Words need not completely disappear before their compounds are reanalyzed. The word shamefaced was originally shamefast. The original meaning of fast ‘fixed in place’ still exists, as in the compounded words steadfast and colorfast, but by itself mainly in frozen expressions such as stuck fast, hold fast, and play fast and loose.[citation needed] The songbird wheatear or white-ear is a back-formation from Middle English whit-ers ‘white arse’, referring to the prominent white rump found in most species.[29] Although both white and arse are common in Modern English, the folk etymology may be euphemism.[30]

Reanalysis of archaic or obsolete forms can lead to changes in meaning as well. The original meaning of hangnail referred to a corn on the foot.[31] The word comes from Old English ang- + nægel (“anguished nail” or “compressed spike”), but the spelling and pronunciation were affected by folk etymology in the seventeenth century or earlier.[32] Thereafter, the word came to be used for a tag of skin or torn cuticle near a fingernail or toenail.[31]

Other languages
Several words in Medieval Latin were subject to folk etymology. For example, the word widerdonum meaning ‘reward’ was borrowed from Old High German widarlōn “repayment of a loan”. The l → d alteration is due to confusion with Latin donum ‘gift’.[33][27]:157 Similarly, the word baceler or bacheler (related to modern English bachelor) referred to a junior knight. It is attested from the eleventh century, though its ultimate origin is uncertain. By the late Middle Ages its meaning was extended to the holder of a university degree inferior to master or doctor. This was later re-spelled baccalaureus, probably reflecting a false derivation from bacca laurea ‘laurel berry’, alluding to the possible laurel crown of a poet or conqueror.[34][27]:17–18

In the fourteenth or fifteenth century, French scholars began to spell the verb savoir (‘to know’) as sçavoir on the false belief it was derived from Latin scire ‘to know’. In fact it comes from sapere ‘to be wise’.[35]

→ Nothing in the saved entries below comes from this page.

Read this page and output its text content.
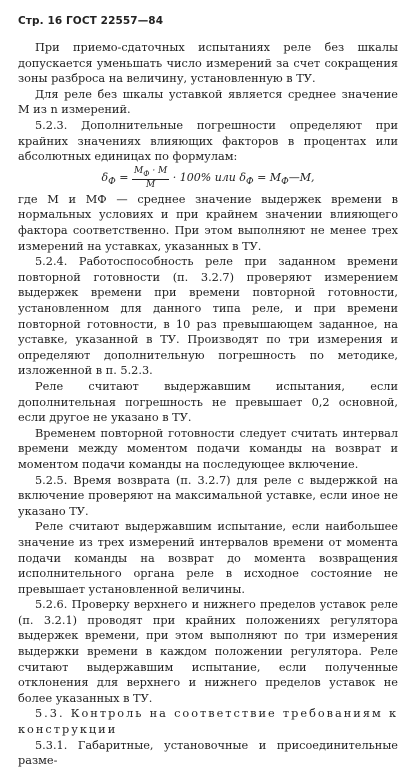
Стр. 16 ГОСТ 22557—84

При приемо-сдаточных испытаниях реле без шкалы допускается уменьшать число измерений за счет сокращения зоны разброса на величину, установленную в ТУ.

Для реле без шкалы уставкой является среднее значение M из n измерений.

5.2.3. Дополнительные погрешности определяют при крайних значениях влияющих факторов в процентах или абсолютных единицах по формулам:

$\delta_Ф = \frac{M_Ф \cdot M}{M} \cdot 100\%$ или $\delta_Ф$ = $M_Ф—M$,

где M и MФ — среднее значение выдержек времени в нормальных условиях и при крайнем значении влияющего фактора соответственно. При этом выполняют не менее трех измерений на уставках, указанных в ТУ.

5.2.4. Работоспособность реле при заданном времени повторной готовности (п. 3.2.7) проверяют измерением выдержек времени при времени повторной готовности, установленном для данного типа реле, и при времени повторной готовности, в 10 раз превышающем заданное, на уставке, указанной в ТУ. Производят по три измерения и определяют дополнительную погрешность по методике, изложенной в п. 5.2.3.

Реле считают выдержавшим испытания, если дополнительная погрешность не превышает 0,2 основной, если другое не указано в ТУ.

Временем повторной готовности следует считать интервал времени между моментом подачи команды на возврат и моментом подачи команды на последующее включение.

5.2.5. Время возврата (п. 3.2.7) для реле с выдержкой на включение проверяют на максимальной уставке, если иное не указано ТУ.

Реле считают выдержавшим испытание, если наибольшее значение из трех измерений интервалов времени от момента подачи команды на возврат до момента возвращения исполнительного органа реле в исходное состояние не превышает установленной величины.

5.2.6. Проверку верхнего и нижнего пределов уставок реле (п. 3.2.1) проводят при крайних положениях регулятора выдержек времени, при этом выполняют по три измерения выдержки времени в каждом положении регулятора. Реле считают выдержавшим испытание, если полученные отклонения для верхнего и нижнего пределов уставок не более указанных в ТУ.

5.3. Контроль на соответствие требованиям к конструкции

5.3.1. Габаритные, установочные и присоединительные разме-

The Italian word liocorno ‘unicorn’ derives from 13th-century lunicorno (lo ‘the’ + unicorno ‘unicorn’). Folk etymology based on lione ‘lion’ altered the spelling and pronunciation. Dialectal liofante ‘elephant’ was likewise altered from elefante by association with lione.[27]:486

The Dutch word for ‘hammock’ is hangmat. It was borrowed from Spanish hamaca (ultimately from Arawak amàca) and altered by comparison with hangen and mat, ‘hanging mat’. German Hängematte shares this folk etymology.[36]

Islambol, a folk etymology meaning ‘full of Islam’, is one of the names of Istanbul used after the Ottoman conquest of 1453.[37][Turkish-language verification needed]

An example from Persian is the word shatranj ‘chess’, which is derived from the Sanskrit chatur-anga (“four-army [game]”; 2nd century BCE), and after losing the u to syncope, became chatrang in Middle Persian (6th century CE). Today it is sometimes factorized as sad ‘hundred’ + ranj ‘worry, mood’, or ‘a hundred worries’.[38]

In Turkey, the political Democratic Party changed its logo in 2007 to a white horse in front of a red background because many voters folk-etymologized its Turkish name Demokrat as demir kırat (“iron white-horse”).[39]